If that wasn’t enough, we faced a crisis of racial tension as once again we try to confront the ugly ghosts of our white supremacist, empirical past that we’ve drug with us into the present. 

And those things combined seemed to bring out the worst in us as a people. I am old enough to have grown used to a crisis bringing out the best in Americans. Times when we would unite around our commonality, not splinter into hate-filled tribes waving the flags of our divisions. But that wasn’t the case in 2020 and right up to Inauguration day of 2021.

When we needed to be the best possible Americans, united in common purpose, we devolved into a seething cauldron of grievance and mistrust. Mostly born of plain and simple ignorance. This climate became the perfect Petri dish for mixing in bald-faced lies about a ”stolen election” fed to us by the very representatives sworn to defend a document dedicated to uniting us more perfectly. I don’t know if there ever will be a vaccine for that.

And on the day the electoral votes were to be counted and certified we witnessed the worst kind of anti-Democratic, murderous, occult-mixed-with-pseudo-Christian mob this country has ever amassed. And that radicalized mob despoiled the sanctity of our national Capital and sought to disenfranchise millions of fellow citizens to keep a lying autocrat in power.

Good-bye forever to the relative stability we Americans have so long enjoyed. Good-bye forever to the blissful ignorance of the politically naive and unlearned. 2020 revealed just what happens when we put persons in positions of power who are only interested in the power, not in the ends for which the power is granted. We, the People are responsible for what has happened.
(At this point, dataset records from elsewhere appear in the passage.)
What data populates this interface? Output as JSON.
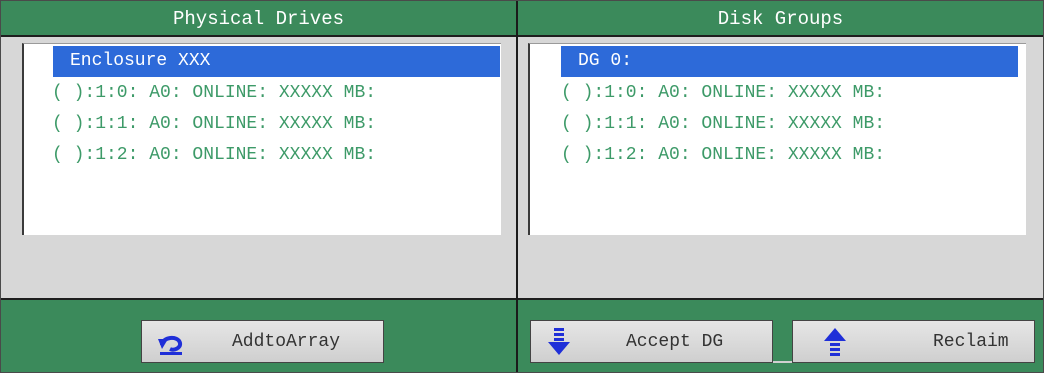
{
  "physical_drives": {
    "title": "Physical Drives",
    "items": [
      {
        "label": "Enclosure XXX",
        "selected": true
      },
      {
        "label": "( ):1:0: A0: ONLINE: XXXXX MB:",
        "selected": false
      },
      {
        "label": "( ):1:1: A0: ONLINE: XXXXX MB:",
        "selected": false
      },
      {
        "label": "( ):1:2: A0: ONLINE: XXXXX MB:",
        "selected": false
      }
    ],
    "add_button_label": "AddtoArray",
    "add_button_icon": "undo-arrow-icon"
  },
  "disk_groups": {
    "title": "Disk Groups",
    "items": [
      {
        "label": "DG 0:",
        "selected": true
      },
      {
        "label": "( ):1:0: A0: ONLINE: XXXXX MB:",
        "selected": false
      },
      {
        "label": "( ):1:1: A0: ONLINE: XXXXX MB:",
        "selected": false
      },
      {
        "label": "( ):1:2: A0: ONLINE: XXXXX MB:",
        "selected": false
      }
    ],
    "accept_button_label": "Accept DG",
    "accept_button_icon": "arrow-down-icon",
    "reclaim_button_label": "Reclaim",
    "reclaim_button_icon": "arrow-up-icon"
  },
  "colors": {
    "header_green": "#3b8a5b",
    "selection_blue": "#2d6ad9",
    "item_text_green": "#3d9a68",
    "icon_blue": "#1f2fd8",
    "panel_gray": "#d7d7d7"
  }
}
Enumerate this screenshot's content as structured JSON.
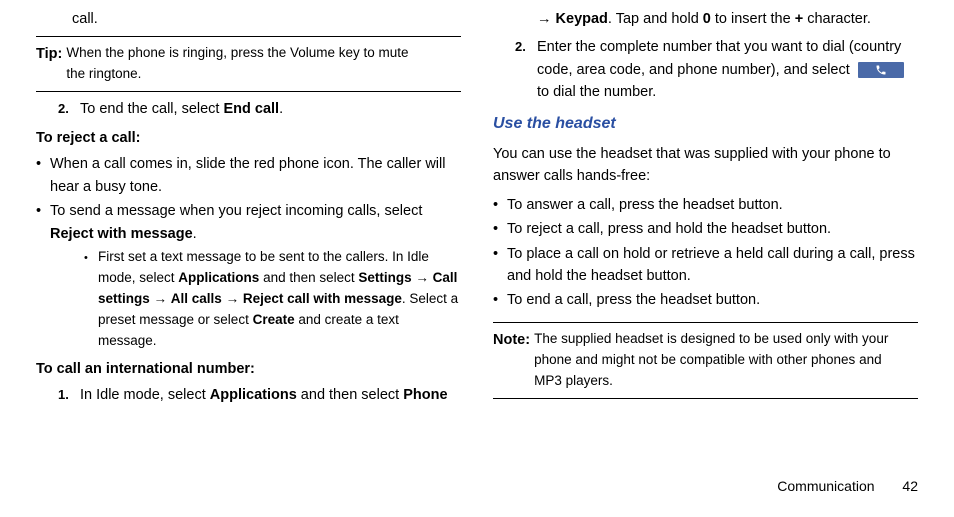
{
  "footer": {
    "section": "Communication",
    "page": "42"
  },
  "left": {
    "call_fragment": "call.",
    "tip_label": "Tip:",
    "tip_body": "When the phone is ringing, press the Volume key to mute the ringtone.",
    "endcall_num": "2.",
    "endcall_pre": "To end the call, select ",
    "endcall_bold": "End call",
    "reject_head": "To reject a call:",
    "reject_b1": "When a call comes in, slide the red phone icon. The caller will hear a busy tone.",
    "reject_b2_pre": "To send a message when you reject incoming calls, select ",
    "reject_b2_bold": "Reject with message",
    "reject_sub_pre": "First set a text message to be sent to the callers. In Idle mode, select ",
    "apps": "Applications",
    "then_sel": " and then select ",
    "settings": "Settings",
    "arrow": " → ",
    "call_settings": "Call settings",
    "all_calls": "All calls",
    "rcwm": "Reject call with message",
    "reject_sub_mid": ". Select a preset message or select ",
    "create": "Create",
    "reject_sub_end": " and create a text message.",
    "intl_head": "To call an international number:",
    "intl_num": "1.",
    "intl_pre": "In Idle mode, select ",
    "phone": "Phone"
  },
  "right": {
    "line1_arrow": "→ ",
    "keypad": "Keypad",
    "line1_mid": ". Tap and hold ",
    "zero": "0",
    "line1_mid2": " to insert the ",
    "plus": "+",
    "line1_end": " character.",
    "enter_num": "2.",
    "enter_txt": "Enter the complete number that you want to dial (country code, area code, and phone number), and select ",
    "enter_end": " to dial the number.",
    "headset_head": "Use the headset",
    "headset_intro": "You can use the headset that was supplied with your phone to answer calls hands-free:",
    "hb1": "To answer a call, press the headset button.",
    "hb2": "To reject a call, press and hold the headset button.",
    "hb3": "To place a call on hold or retrieve a held call during a call, press and hold the headset button.",
    "hb4": "To end a call, press the headset button.",
    "note_label": "Note:",
    "note_body": "The supplied headset is designed to be used only with your phone and might not be compatible with other phones and MP3 players."
  }
}
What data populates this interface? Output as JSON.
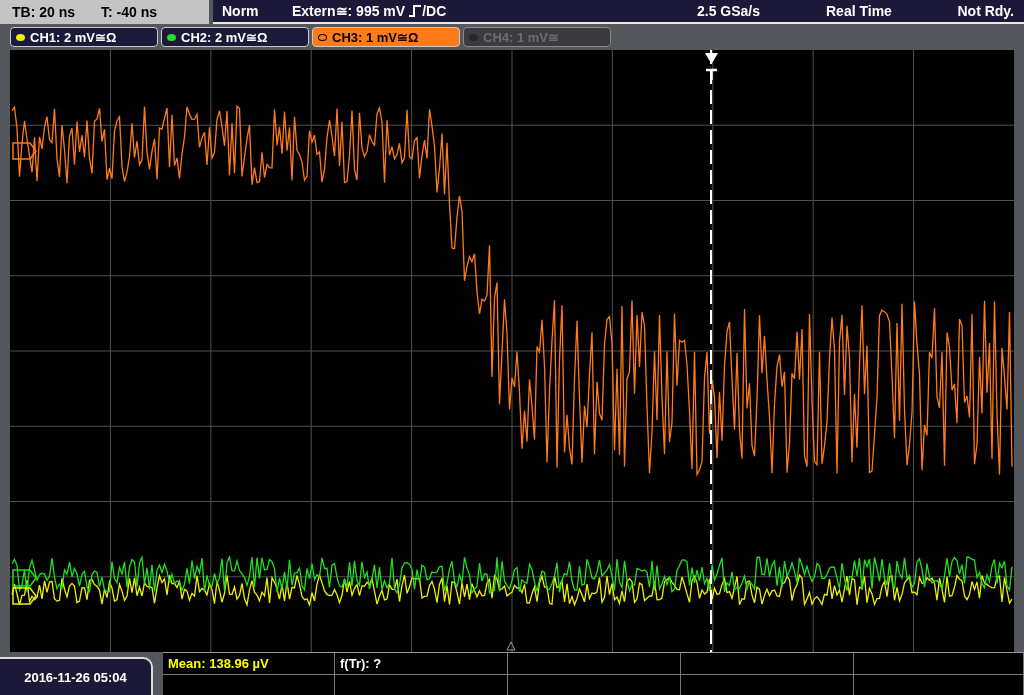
{
  "header": {
    "timebase": "TB: 20 ns",
    "trigger_time": "T: -40 ns",
    "mode": "Norm",
    "trigger_level": "Extern≅: 995 mV",
    "coupling": "/DC",
    "sample_rate": "2.5 GSa/s",
    "acquisition": "Real Time",
    "status": "Not Rdy."
  },
  "channels": [
    {
      "label": "CH1: 2 mV≅Ω",
      "color": "#f0f000",
      "selected": false,
      "disabled": false
    },
    {
      "label": "CH2: 2 mV≅Ω",
      "color": "#20e020",
      "selected": false,
      "disabled": false
    },
    {
      "label": "CH3: 1 mV≅Ω",
      "color": "#ff7a1a",
      "selected": true,
      "disabled": false
    },
    {
      "label": "CH4: 1 mV≅",
      "color": "#262626",
      "selected": false,
      "disabled": true
    }
  ],
  "measurements": [
    {
      "label": "Mean: 138.96 µV",
      "color": "#ffff00"
    },
    {
      "label": "f(Tr): ?",
      "color": "#ffffff"
    }
  ],
  "date": "2016-11-26 05:04"
}
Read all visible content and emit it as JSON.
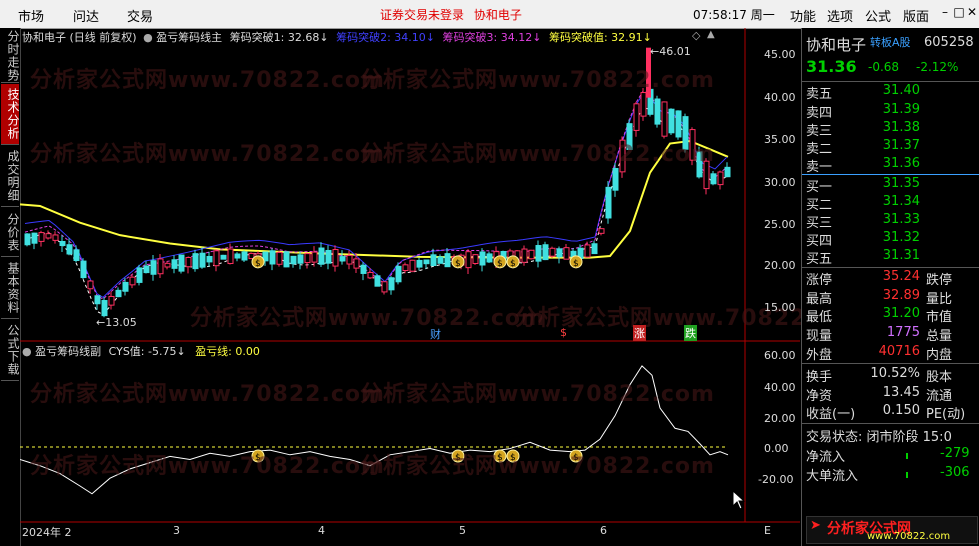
{
  "menubar": {
    "items": [
      "市场",
      "问达",
      "交易"
    ],
    "login_text": "证券交易未登录",
    "stock_name": "协和电子",
    "clock": "07:58:17 周一",
    "right_items": [
      "功能",
      "选项",
      "公式",
      "版面"
    ],
    "win_buttons": [
      "–",
      "□",
      "✕"
    ]
  },
  "left_tabs": [
    "分时走势",
    "技术分析",
    "成交明细",
    "分价表",
    "基本资料",
    "公式下载"
  ],
  "left_tabs_active": 1,
  "main_chart": {
    "title": "协和电子 (日线 前复权)",
    "indicator_name": "盈亏筹码线主",
    "break1": "筹码突破1: 32.68↓",
    "break2": "筹码突破2: 34.10↓",
    "break3": "筹码突破3: 34.12↓",
    "break_value": "筹码突破值: 32.91↓",
    "high_label": "46.01",
    "low_label": "13.05",
    "y_ticks": [
      "45.00",
      "40.00",
      "35.00",
      "30.00",
      "25.00",
      "20.00",
      "15.00"
    ],
    "markers": {
      "cai": "财",
      "dollar": "$",
      "zhang": "涨",
      "die": "跌"
    }
  },
  "sub_chart": {
    "title": "盈亏筹码线副",
    "cys": "CYS值: -5.75↓",
    "profit_line": "盈亏线: 0.00",
    "y_ticks": [
      "60.00",
      "40.00",
      "20.00",
      "0.00",
      "-20.00"
    ]
  },
  "x_axis": [
    "2024年 2",
    "3",
    "4",
    "5",
    "6",
    "E"
  ],
  "watermark": "分析家公式网www.70822.com",
  "panel": {
    "name": "协和电子",
    "board": "转板A股",
    "code": "605258",
    "price": "31.36",
    "change": "-0.68",
    "change_pct": "-2.12%",
    "asks": [
      {
        "label": "卖五",
        "price": "31.40"
      },
      {
        "label": "卖四",
        "price": "31.39"
      },
      {
        "label": "卖三",
        "price": "31.38"
      },
      {
        "label": "卖二",
        "price": "31.37"
      },
      {
        "label": "卖一",
        "price": "31.36"
      }
    ],
    "bids": [
      {
        "label": "买一",
        "price": "31.35"
      },
      {
        "label": "买二",
        "price": "31.34"
      },
      {
        "label": "买三",
        "price": "31.33"
      },
      {
        "label": "买四",
        "price": "31.32"
      },
      {
        "label": "买五",
        "price": "31.31"
      }
    ],
    "stats": [
      {
        "label": "涨停",
        "value": "35.24",
        "right": "跌停",
        "color": "red"
      },
      {
        "label": "最高",
        "value": "32.89",
        "right": "量比",
        "color": "red"
      },
      {
        "label": "最低",
        "value": "31.20",
        "right": "市值",
        "color": "green"
      },
      {
        "label": "现量",
        "value": "1775",
        "right": "总量",
        "color": "purple"
      },
      {
        "label": "外盘",
        "value": "40716",
        "right": "内盘",
        "color": "red"
      }
    ],
    "stats2": [
      {
        "label": "换手",
        "value": "10.52%",
        "right": "股本"
      },
      {
        "label": "净资",
        "value": "13.45",
        "right": "流通"
      },
      {
        "label": "收益(一)",
        "value": "0.150",
        "right": "PE(动)"
      }
    ],
    "trade_status": "交易状态: 闭市阶段 15:0",
    "net_inflow_label": "净流入",
    "net_inflow_value": "-279",
    "big_inflow_label": "大单流入",
    "big_inflow_value": "-306",
    "logo_text": "分析家公式网",
    "logo_url": "www.70822.com"
  }
}
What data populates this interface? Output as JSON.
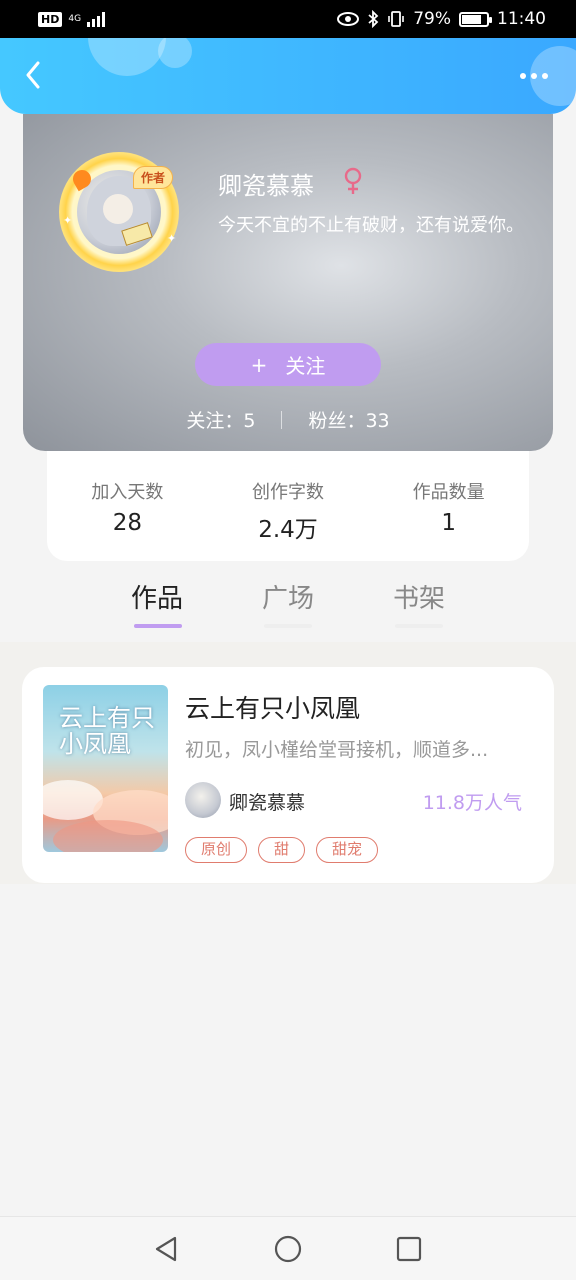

We the People, are the only ones who can affect a positive change. 

We have endured a year of unprecedented division, loss of life, distrust, and near insurrection made worse by the abject incompetence and servile vanity of our national elected leaders on both sides of the aisle. They proved themselves more interested in attacking each other than attacking the multi-headed crises we average citizens have faced. 

I will forever long for the days when our government was functional enough to be invisible. But that invisible government is dead. 

I’m afraid Wednesday’s oaths and Bibles and handshakes aren’t going to heal our country or our government anytime soon. But I’m certain that the path to healing is based on truth, on justice, and on our collective knowledge and attention to what our elected leaders are doing in our names.